A lot of common use cases involve a model field which needs to accept values from a restricted set of choices; for example, a field for selecting a US state should, logically, only allow values which correspond to actual US states. In Django’s ORM, this is represented by using the “choices” argument when defining the field, and generally this provides a fairly easy solution.
But it’s not always perfect: while string-based values (such as those for a US state field, which are — in Django’s implementation — simply two-letter postal abbreviations like “VA” or “KS”) work pretty well with this system, numeric values are a bit trickier. As an example, consider the Entry model I use for my blog (the full source code, if you’re interested, is in a Google Code repository), which has a “status” field to let me differentiate three different types of entries:
As an aside, I highly recommend not deleting content from your database; you never know when you might want it back again, and although there are ways to implement “undelete”-like functionality, it’s often simplest just to have a way to toggle public display on and off.
Now, translating this set of options into a choices tuple is fairly easy:
STATUS_CHOICES = ( (1, 'Live'), (2, 'Draft'), (3, 'Hidden'), )
There’s really not any easy way to come up with a string-based abbreviation for these values (at least, not one that can be sensibly internationalized), so using integer values is the way to go.

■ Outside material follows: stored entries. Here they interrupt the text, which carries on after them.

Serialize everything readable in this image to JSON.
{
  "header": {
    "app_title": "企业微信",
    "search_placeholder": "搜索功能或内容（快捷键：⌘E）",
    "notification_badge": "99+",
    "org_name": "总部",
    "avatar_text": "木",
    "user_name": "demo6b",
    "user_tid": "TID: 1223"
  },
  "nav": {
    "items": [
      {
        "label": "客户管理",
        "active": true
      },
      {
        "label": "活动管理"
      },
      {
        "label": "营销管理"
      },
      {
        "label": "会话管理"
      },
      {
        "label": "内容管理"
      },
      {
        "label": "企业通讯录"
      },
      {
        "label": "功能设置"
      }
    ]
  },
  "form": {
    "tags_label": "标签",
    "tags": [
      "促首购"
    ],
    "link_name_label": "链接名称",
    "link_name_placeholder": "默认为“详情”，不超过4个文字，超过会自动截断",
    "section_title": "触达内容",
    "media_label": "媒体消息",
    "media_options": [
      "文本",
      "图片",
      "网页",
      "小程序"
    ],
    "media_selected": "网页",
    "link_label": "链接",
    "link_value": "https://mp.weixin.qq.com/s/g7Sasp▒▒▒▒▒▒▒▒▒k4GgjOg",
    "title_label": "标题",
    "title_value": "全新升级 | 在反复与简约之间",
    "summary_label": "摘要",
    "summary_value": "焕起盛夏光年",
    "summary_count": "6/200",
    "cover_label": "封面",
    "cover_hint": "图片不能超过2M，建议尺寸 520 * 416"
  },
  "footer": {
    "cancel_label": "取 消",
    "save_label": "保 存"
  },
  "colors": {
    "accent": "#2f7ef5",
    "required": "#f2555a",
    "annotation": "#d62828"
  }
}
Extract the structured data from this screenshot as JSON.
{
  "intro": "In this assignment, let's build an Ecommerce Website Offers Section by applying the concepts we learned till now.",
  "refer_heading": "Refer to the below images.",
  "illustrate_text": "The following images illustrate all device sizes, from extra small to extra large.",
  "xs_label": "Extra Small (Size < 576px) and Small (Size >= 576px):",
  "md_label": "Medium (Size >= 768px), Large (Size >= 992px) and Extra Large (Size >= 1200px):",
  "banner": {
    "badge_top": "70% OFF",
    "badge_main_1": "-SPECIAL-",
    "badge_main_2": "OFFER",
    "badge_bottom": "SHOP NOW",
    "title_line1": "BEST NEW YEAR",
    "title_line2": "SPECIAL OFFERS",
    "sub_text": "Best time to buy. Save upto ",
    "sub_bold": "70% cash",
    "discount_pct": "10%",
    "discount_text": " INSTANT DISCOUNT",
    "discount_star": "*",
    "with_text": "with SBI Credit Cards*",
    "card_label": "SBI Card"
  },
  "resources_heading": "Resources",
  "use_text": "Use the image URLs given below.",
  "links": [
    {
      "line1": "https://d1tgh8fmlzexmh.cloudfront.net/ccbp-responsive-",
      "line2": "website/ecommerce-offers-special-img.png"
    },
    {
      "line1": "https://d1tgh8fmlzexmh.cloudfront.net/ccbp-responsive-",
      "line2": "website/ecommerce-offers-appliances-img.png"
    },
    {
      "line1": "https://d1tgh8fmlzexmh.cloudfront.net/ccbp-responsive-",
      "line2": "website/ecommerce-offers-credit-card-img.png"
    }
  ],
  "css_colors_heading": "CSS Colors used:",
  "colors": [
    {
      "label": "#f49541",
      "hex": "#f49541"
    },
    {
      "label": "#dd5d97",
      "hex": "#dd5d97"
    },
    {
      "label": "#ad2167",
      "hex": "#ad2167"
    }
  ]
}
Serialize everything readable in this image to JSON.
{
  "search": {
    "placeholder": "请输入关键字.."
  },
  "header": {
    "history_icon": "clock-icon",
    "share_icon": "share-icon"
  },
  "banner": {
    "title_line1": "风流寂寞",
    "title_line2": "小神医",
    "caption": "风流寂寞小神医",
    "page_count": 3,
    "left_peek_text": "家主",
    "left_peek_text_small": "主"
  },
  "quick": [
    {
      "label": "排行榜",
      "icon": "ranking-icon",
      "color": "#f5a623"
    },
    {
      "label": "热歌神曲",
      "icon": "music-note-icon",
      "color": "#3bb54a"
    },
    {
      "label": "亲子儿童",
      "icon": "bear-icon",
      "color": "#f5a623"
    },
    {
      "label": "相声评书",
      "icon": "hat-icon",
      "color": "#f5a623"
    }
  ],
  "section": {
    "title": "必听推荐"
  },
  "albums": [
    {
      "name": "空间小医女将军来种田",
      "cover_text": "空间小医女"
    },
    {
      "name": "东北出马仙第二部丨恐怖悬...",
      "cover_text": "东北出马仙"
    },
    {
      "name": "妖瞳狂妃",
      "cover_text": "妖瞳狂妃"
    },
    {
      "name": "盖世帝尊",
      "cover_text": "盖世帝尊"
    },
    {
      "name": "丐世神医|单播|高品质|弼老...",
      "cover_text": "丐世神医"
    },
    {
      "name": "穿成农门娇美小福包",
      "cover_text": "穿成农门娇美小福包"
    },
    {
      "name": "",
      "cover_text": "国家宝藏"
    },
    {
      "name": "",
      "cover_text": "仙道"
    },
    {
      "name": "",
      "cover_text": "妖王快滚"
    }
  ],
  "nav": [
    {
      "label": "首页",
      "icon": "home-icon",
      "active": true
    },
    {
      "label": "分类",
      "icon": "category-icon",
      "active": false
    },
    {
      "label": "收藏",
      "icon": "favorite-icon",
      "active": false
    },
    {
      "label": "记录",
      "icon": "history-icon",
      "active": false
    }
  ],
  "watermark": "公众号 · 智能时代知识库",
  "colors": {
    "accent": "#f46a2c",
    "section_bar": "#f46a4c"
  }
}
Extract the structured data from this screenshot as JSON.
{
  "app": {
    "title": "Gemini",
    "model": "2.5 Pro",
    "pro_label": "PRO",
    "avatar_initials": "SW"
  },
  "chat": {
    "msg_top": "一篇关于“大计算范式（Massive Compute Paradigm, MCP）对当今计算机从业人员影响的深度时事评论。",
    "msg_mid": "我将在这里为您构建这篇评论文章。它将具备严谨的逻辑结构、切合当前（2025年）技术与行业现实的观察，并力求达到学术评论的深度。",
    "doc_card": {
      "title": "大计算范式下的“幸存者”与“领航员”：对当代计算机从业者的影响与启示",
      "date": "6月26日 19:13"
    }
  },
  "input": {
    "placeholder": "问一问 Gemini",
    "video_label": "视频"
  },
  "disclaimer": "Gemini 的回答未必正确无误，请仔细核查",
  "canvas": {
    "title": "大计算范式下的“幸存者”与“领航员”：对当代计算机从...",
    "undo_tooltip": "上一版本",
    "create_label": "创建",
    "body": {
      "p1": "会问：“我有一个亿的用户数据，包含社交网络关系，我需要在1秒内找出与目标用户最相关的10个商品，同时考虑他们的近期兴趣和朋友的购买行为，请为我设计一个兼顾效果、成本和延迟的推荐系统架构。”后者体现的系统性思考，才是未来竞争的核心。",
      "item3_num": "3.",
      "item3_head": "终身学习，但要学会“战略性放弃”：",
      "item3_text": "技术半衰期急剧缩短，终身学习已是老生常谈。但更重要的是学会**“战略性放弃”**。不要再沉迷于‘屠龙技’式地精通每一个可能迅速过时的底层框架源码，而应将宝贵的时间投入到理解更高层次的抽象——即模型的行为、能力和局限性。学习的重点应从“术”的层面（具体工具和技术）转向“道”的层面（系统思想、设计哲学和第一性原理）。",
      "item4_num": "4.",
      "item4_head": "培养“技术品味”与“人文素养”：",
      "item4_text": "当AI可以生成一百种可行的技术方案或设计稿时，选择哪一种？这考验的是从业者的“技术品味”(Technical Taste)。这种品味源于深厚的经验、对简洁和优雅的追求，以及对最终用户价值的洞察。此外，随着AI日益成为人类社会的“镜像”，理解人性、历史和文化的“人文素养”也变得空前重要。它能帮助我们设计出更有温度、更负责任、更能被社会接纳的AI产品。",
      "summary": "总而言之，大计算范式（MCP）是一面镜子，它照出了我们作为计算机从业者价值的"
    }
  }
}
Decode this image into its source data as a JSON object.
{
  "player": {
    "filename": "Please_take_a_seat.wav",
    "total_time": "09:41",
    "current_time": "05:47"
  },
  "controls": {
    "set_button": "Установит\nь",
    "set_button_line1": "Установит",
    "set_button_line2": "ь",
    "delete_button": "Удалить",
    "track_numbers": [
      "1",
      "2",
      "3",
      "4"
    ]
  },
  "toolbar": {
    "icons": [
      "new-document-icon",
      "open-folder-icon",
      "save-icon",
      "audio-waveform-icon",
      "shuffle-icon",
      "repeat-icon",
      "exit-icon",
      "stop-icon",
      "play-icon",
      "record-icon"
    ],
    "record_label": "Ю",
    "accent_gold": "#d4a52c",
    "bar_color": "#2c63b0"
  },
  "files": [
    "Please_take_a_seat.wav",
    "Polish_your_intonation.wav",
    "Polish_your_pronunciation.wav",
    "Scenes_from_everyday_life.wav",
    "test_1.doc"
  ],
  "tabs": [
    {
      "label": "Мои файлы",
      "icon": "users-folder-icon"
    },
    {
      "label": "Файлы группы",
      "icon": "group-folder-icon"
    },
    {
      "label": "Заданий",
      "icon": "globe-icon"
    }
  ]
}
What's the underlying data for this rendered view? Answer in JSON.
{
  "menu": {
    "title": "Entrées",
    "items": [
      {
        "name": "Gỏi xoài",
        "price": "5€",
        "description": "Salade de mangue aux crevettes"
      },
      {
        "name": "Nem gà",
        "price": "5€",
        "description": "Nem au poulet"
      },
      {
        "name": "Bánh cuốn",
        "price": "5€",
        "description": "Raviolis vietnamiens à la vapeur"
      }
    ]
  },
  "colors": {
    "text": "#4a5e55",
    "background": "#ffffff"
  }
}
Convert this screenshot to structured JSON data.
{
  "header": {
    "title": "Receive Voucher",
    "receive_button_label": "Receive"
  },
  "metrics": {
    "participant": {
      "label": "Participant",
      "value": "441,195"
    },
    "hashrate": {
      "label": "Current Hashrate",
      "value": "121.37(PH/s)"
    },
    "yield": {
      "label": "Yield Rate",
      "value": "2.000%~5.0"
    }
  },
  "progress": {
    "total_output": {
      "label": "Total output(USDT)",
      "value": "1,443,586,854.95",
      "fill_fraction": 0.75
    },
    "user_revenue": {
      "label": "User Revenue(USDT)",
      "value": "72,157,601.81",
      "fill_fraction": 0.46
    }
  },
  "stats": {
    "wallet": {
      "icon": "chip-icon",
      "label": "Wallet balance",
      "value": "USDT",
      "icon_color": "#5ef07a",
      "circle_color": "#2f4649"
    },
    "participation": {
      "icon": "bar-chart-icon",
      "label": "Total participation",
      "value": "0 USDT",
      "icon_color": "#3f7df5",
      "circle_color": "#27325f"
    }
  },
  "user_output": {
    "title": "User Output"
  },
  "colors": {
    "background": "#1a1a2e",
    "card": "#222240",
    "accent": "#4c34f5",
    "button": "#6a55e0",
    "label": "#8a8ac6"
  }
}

Then it’s a simple matter to add it to the model:
class Entry(models.Model): # ...some other fields here... status = models.IntegerField(choices=STATUS_CHOICES)
And we can improve that a bit by defaulting entries to being “Live”:
status = models.IntegerField(choices=STATUS_CHOICES, default=1)
And from there it’s fairly easy to filter out entries that aren’t live, by querying like so:
live_entries = Entry.objects.filter(status=1)
You could even implement a custom manager which overrides get_query_set() to only return live entries (which I’ve done here).
But there’s a big problem with this: now the application is relying heavily on a magic number.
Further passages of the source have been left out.